Grand mufti and Al-Azhar grand sheikh respond to anti-Islam film, cartoon



Grand Sheikh of Al-Azhar Ahmed al-Tayyeb issued a statement Wednesday railing against what he called attacks on Muslims that seek to destabilize their relationship with their neighbors, saying the Western world has been hostile to the religion, Al-Masry Al-Youm reported Wednesday.

"The West throughout history has not treated Islam with respect, but showed hostility [against it], and chosen the path of conflict, rather than understanding," said Tayyeb in a statement responding to a French newspaper's publication of cartoons insulting the Prophet Mohamed.

He said that Christianity in the West was affected by the Roman ideas which caused Christianity there to be impacted by the pagan ideas of the Romans.

He stressed that Islam has protected Eastern Christian [Orthodox] from persecution by the West, and moderate Copts admit this.

He added that these attacks on Islam are part of a series of events, including Salman Rushdie's novel "The Satanic Verses," the Danish cartoon controversy, and Pope Benedict XVI's statements maligning Islam. He said the events all aim at causing disputes between Muslims and Copts in Egypt.

He described those who stoke such disputes as hateful people who "work day and night to break up the Arab countries and to let the Zionist entity act as it wishes in the Arab and Islamic Middle East."

In an article published in The Washington Post, Grand Mufti Ali Gomaa said that the Prophet Mohamed is the highest role model for a billion and a half Muslims around the world, and that any insult to him "will be taken seriously" but in a "peaceful and legal" way, the state news agency MENA reported.

Gomaa was commenting on "Innocence of Muslims," an anti-Islam film that was produced in the United States and posted on the Internet, angering Muslims all over the world.

Gomaa also stressed the need to learn about the true teachings of the Quran and the Prophet and to distinguish them from biased messages promoted in the media. He called on Muslims not to respond to provocative material.

“Insulting the Prophet and all other prophets is worse than insulting a person or his family,” Gomaa said. “The Prophet Mohamed is sacred. He created a great civilization that has contributed to humanity. He was the Lord’s gift to the world.”
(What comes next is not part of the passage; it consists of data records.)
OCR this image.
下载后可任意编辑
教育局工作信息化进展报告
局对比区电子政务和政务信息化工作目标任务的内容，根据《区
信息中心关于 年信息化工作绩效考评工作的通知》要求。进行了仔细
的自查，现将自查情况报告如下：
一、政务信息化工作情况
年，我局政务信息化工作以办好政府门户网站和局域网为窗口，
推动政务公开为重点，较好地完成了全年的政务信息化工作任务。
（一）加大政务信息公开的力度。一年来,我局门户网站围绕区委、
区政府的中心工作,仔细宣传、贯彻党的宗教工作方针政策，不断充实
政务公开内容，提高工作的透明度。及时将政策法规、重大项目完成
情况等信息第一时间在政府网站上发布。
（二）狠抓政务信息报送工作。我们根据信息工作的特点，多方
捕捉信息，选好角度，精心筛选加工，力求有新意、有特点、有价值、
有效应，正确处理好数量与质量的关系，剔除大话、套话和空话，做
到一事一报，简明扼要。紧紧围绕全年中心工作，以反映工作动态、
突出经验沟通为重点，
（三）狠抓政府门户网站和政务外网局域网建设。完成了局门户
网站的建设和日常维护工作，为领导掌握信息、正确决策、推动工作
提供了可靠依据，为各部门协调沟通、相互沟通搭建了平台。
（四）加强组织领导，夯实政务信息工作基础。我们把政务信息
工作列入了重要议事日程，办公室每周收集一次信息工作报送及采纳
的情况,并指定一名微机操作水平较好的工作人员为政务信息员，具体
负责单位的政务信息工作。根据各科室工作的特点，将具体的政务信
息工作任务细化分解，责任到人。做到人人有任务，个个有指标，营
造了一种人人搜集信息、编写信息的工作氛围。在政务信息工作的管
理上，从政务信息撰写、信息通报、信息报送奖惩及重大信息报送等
“We must instill his values deeply in our souls,” he added. “One such value is to respond to provocations and foolish acts with patience.”

He said both Islamic institutions in Egypt and the Egyptian Coptic Church called for calm and end to violence.

The mufti’s article was part of a campaign launched by Dar al-Ifta on Tuesday to educate Americans and Europeans about the Prophet.